SuperCTF.com

❓ Why Did I start working on SuperCTF.com

I have a deep love of IO games. I think they fill a difficult niche: You can enjoy them as a game, feel a competitive drive, and avoid severe addiction. Well... most of the time you won't get overly addicted.

I started assisting in the development of SuperCTF.com after I went on a two or three day binge and got several characters into the top 10. There is a chance they are still there even after I post this... look for anyone with the name PEDM on the homepage.

After chatting with Carshall (the founder), I saw joining the team as a great opportunity to get my hands dirty with backend development, specifically in the realm of SQL & webSockets.

🏗️ How Did I build SuperCTF.com

Just to be entirely clear, this was a team effort. In total there are four of us: Carshall (FullStack), Me (FullStack no Godot), JamJar (Godot), Teho (Art).

A partial list of my efforts/accomplishments can be seen below:

  • vanilla http connections -> connection pooling
  • no file structure (one 3000 line file) -> structured reusable routes
  • Added Error logging
  • Javascript -> Typescript
  • Callback hell -> Async/await
  • Godot frontend -> React (react-query) frontend
  • and much more!

The API is a Typescript Express API connected to a MySQL DB and the Frontend is a React frontend powered by react-query and a couple other libraries.

Now if you're wondering how exactly the game is built... I couldn't say much. I can only shed light on the landing page, API and DB, the game is created in Godot (similar to C++) and compiled into a wasm file that I copy and paste into our frontend repo.

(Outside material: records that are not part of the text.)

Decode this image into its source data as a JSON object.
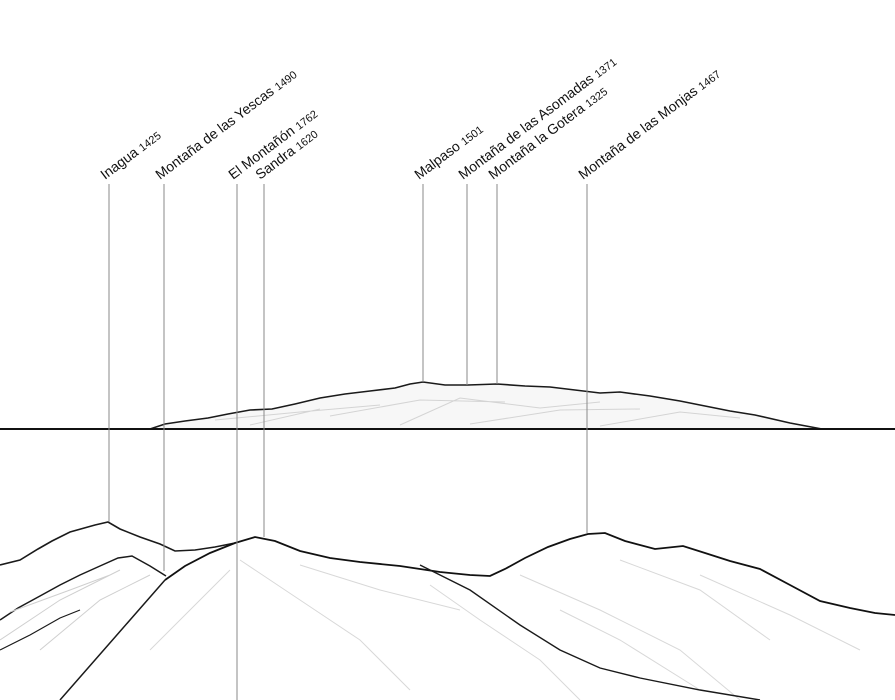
{
  "panorama": {
    "peaks": [
      {
        "name": "Inagua",
        "elevation": "1425"
      },
      {
        "name": "Montaña de las Yescas",
        "elevation": "1490"
      },
      {
        "name": "El Montañón",
        "elevation": "1762"
      },
      {
        "name": "Sandra",
        "elevation": "1620"
      },
      {
        "name": "Malpaso",
        "elevation": "1501"
      },
      {
        "name": "Montaña de las Asomadas",
        "elevation": "1371"
      },
      {
        "name": "Montaña la Gotera",
        "elevation": "1325"
      },
      {
        "name": "Montaña de las Monjas",
        "elevation": "1467"
      }
    ]
  }
}
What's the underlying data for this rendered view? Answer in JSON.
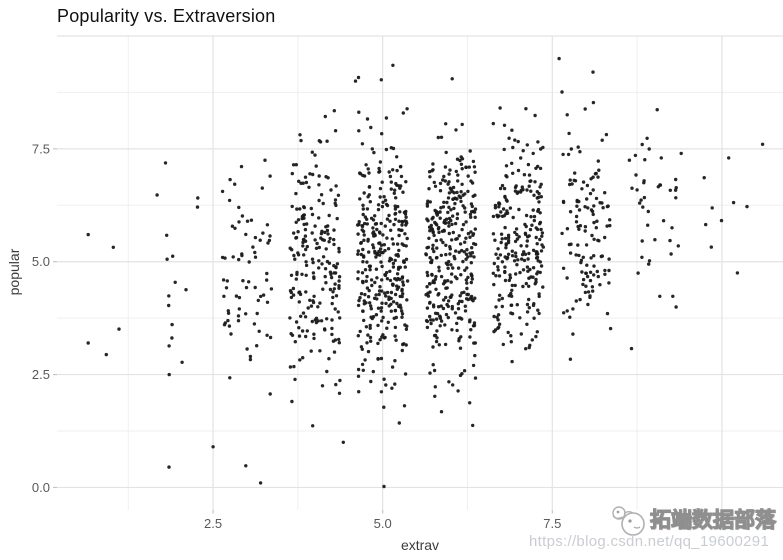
{
  "watermark": {
    "brand": "拓端数据部落",
    "url": "https://blog.csdn.net/qq_19600291",
    "icon": "panda-face-icon"
  },
  "chart_data": {
    "type": "scatter",
    "title": "Popularity vs. Extraversion",
    "xlabel": "extrav",
    "ylabel": "popular",
    "xlim": [
      0.2,
      10.9
    ],
    "ylim": [
      -0.5,
      10.0
    ],
    "x_ticks": [
      2.5,
      5.0,
      7.5
    ],
    "x_tick_labels": [
      "2.5",
      "5.0",
      "7.5"
    ],
    "y_ticks": [
      0.0,
      2.5,
      5.0,
      7.5
    ],
    "y_tick_labels": [
      "0.0",
      "2.5",
      "5.0",
      "7.5"
    ],
    "grid": {
      "on": true,
      "major_x": [
        2.5,
        5.0,
        7.5,
        10.0
      ],
      "minor_x": [
        1.25,
        3.75,
        6.25,
        8.75
      ],
      "major_y": [
        0.0,
        2.5,
        5.0,
        7.5,
        10.0
      ],
      "minor_y": [
        1.25,
        3.75,
        6.25,
        8.75
      ]
    },
    "legend": "none",
    "style": {
      "point_color": "#1a1a1a",
      "point_radius": 1.7,
      "major_grid_color": "#e3e3e3",
      "minor_grid_color": "#efefef",
      "tick_mark_color": "#c6c6c6",
      "background": "#ffffff"
    },
    "jitter_halfwidth": 0.37,
    "clusters": [
      {
        "extrav": 1,
        "n": 2,
        "popular_mean": 4.6,
        "popular_sd": 1.15
      },
      {
        "extrav": 2,
        "n": 16,
        "popular_mean": 4.6,
        "popular_sd": 1.35
      },
      {
        "extrav": 3,
        "n": 72,
        "popular_mean": 4.65,
        "popular_sd": 1.3
      },
      {
        "extrav": 4,
        "n": 210,
        "popular_mean": 4.85,
        "popular_sd": 1.3
      },
      {
        "extrav": 5,
        "n": 345,
        "popular_mean": 5.0,
        "popular_sd": 1.35
      },
      {
        "extrav": 6,
        "n": 345,
        "popular_mean": 5.2,
        "popular_sd": 1.3
      },
      {
        "extrav": 7,
        "n": 250,
        "popular_mean": 5.45,
        "popular_sd": 1.25
      },
      {
        "extrav": 8,
        "n": 125,
        "popular_mean": 5.7,
        "popular_sd": 1.2
      },
      {
        "extrav": 9,
        "n": 42,
        "popular_mean": 5.95,
        "popular_sd": 1.15
      },
      {
        "extrav": 10,
        "n": 8,
        "popular_mean": 6.1,
        "popular_sd": 0.95
      }
    ],
    "notable_points": [
      [
        5.02,
        0.02
      ],
      [
        3.2,
        0.1
      ],
      [
        2.5,
        0.9
      ],
      [
        1.85,
        0.45
      ],
      [
        4.42,
        1.0
      ],
      [
        3.05,
        2.9
      ],
      [
        7.6,
        9.5
      ],
      [
        8.1,
        9.2
      ],
      [
        5.15,
        9.35
      ],
      [
        4.6,
        9.0
      ],
      [
        9.4,
        7.4
      ],
      [
        10.6,
        7.6
      ],
      [
        10.1,
        7.3
      ],
      [
        0.66,
        5.6
      ],
      [
        1.03,
        5.32
      ],
      [
        0.66,
        3.2
      ]
    ]
  }
}
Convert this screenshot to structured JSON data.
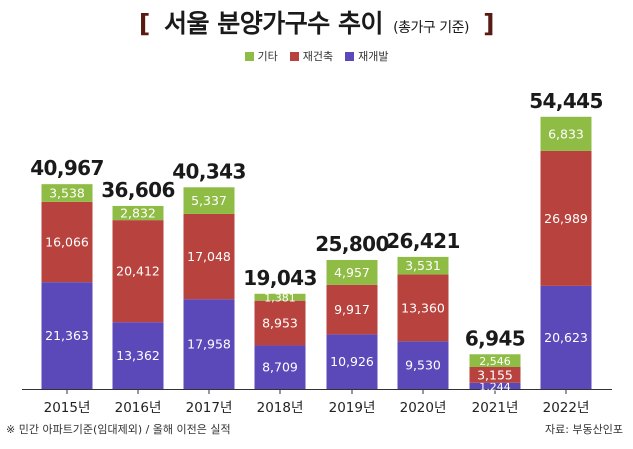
{
  "header": {
    "title_main": "서울 분양가구수 추이",
    "title_sub": "(총가구 기준)",
    "bracket_left": "[",
    "bracket_right": "]"
  },
  "footer": {
    "note": "※ 민간 아파트기준(임대제외) / 올해 이전은 실적",
    "source": "자료: 부동산인포"
  },
  "colors": {
    "기타": "#8fbc45",
    "재건축": "#b8423d",
    "재개발": "#5b49b9"
  },
  "chart_data": {
    "type": "bar",
    "stacked": true,
    "categories": [
      "2015년",
      "2016년",
      "2017년",
      "2018년",
      "2019년",
      "2020년",
      "2021년",
      "2022년"
    ],
    "series": [
      {
        "name": "재개발",
        "values": [
          21363,
          13362,
          17958,
          8709,
          10926,
          9530,
          1244,
          20623
        ]
      },
      {
        "name": "재건축",
        "values": [
          16066,
          20412,
          17048,
          8953,
          9917,
          13360,
          3155,
          26989
        ]
      },
      {
        "name": "기타",
        "values": [
          3538,
          2832,
          5337,
          1381,
          4957,
          3531,
          2546,
          6833
        ]
      }
    ],
    "series_labels": {
      "재개발": [
        "21,363",
        "13,362",
        "17,958",
        "8,709",
        "10,926",
        "9,530",
        "1,244",
        "20,623"
      ],
      "재건축": [
        "16,066",
        "20,412",
        "17,048",
        "8,953",
        "9,917",
        "13,360",
        "3,155",
        "26,989"
      ],
      "기타": [
        "3,538",
        "2,832",
        "5,337",
        "1,381",
        "4,957",
        "3,531",
        "2,546",
        "6,833"
      ]
    },
    "totals": [
      "40,967",
      "36,606",
      "40,343",
      "19,043",
      "25,800",
      "26,421",
      "6,945",
      "54,445"
    ],
    "total_values": [
      40967,
      36606,
      40343,
      19043,
      25800,
      26421,
      6945,
      54445
    ],
    "legend_order": [
      "기타",
      "재건축",
      "재개발"
    ],
    "legend_position": "top-right",
    "ylim": [
      0,
      60000
    ],
    "grid": false
  }
}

💡 What Are my takeaways from building SuperCTF.com

Building is better with friends! This may seem obvious but hear me out. If you're lucky you have a couple friends at the company you work for. It's only logical to think that when you go to work and build things this qualifies as "Building with friends". It is, but not in the way I mean it. I mean "building with friends" in the 2 foot POV, multicolored block way. Some chaos, little missions and a lot of messing around.

I think carefully about what projects I spend my time on, and whether what I'm doing at any given time is at least a "local optimum". When working on SuperCTF it feels like some of that analysis is striped away. I'm just a kid with blocks again.

There are obviously technical takeaways to my work at SuperCTF, but I'll hold off on them until our block castle is more complete.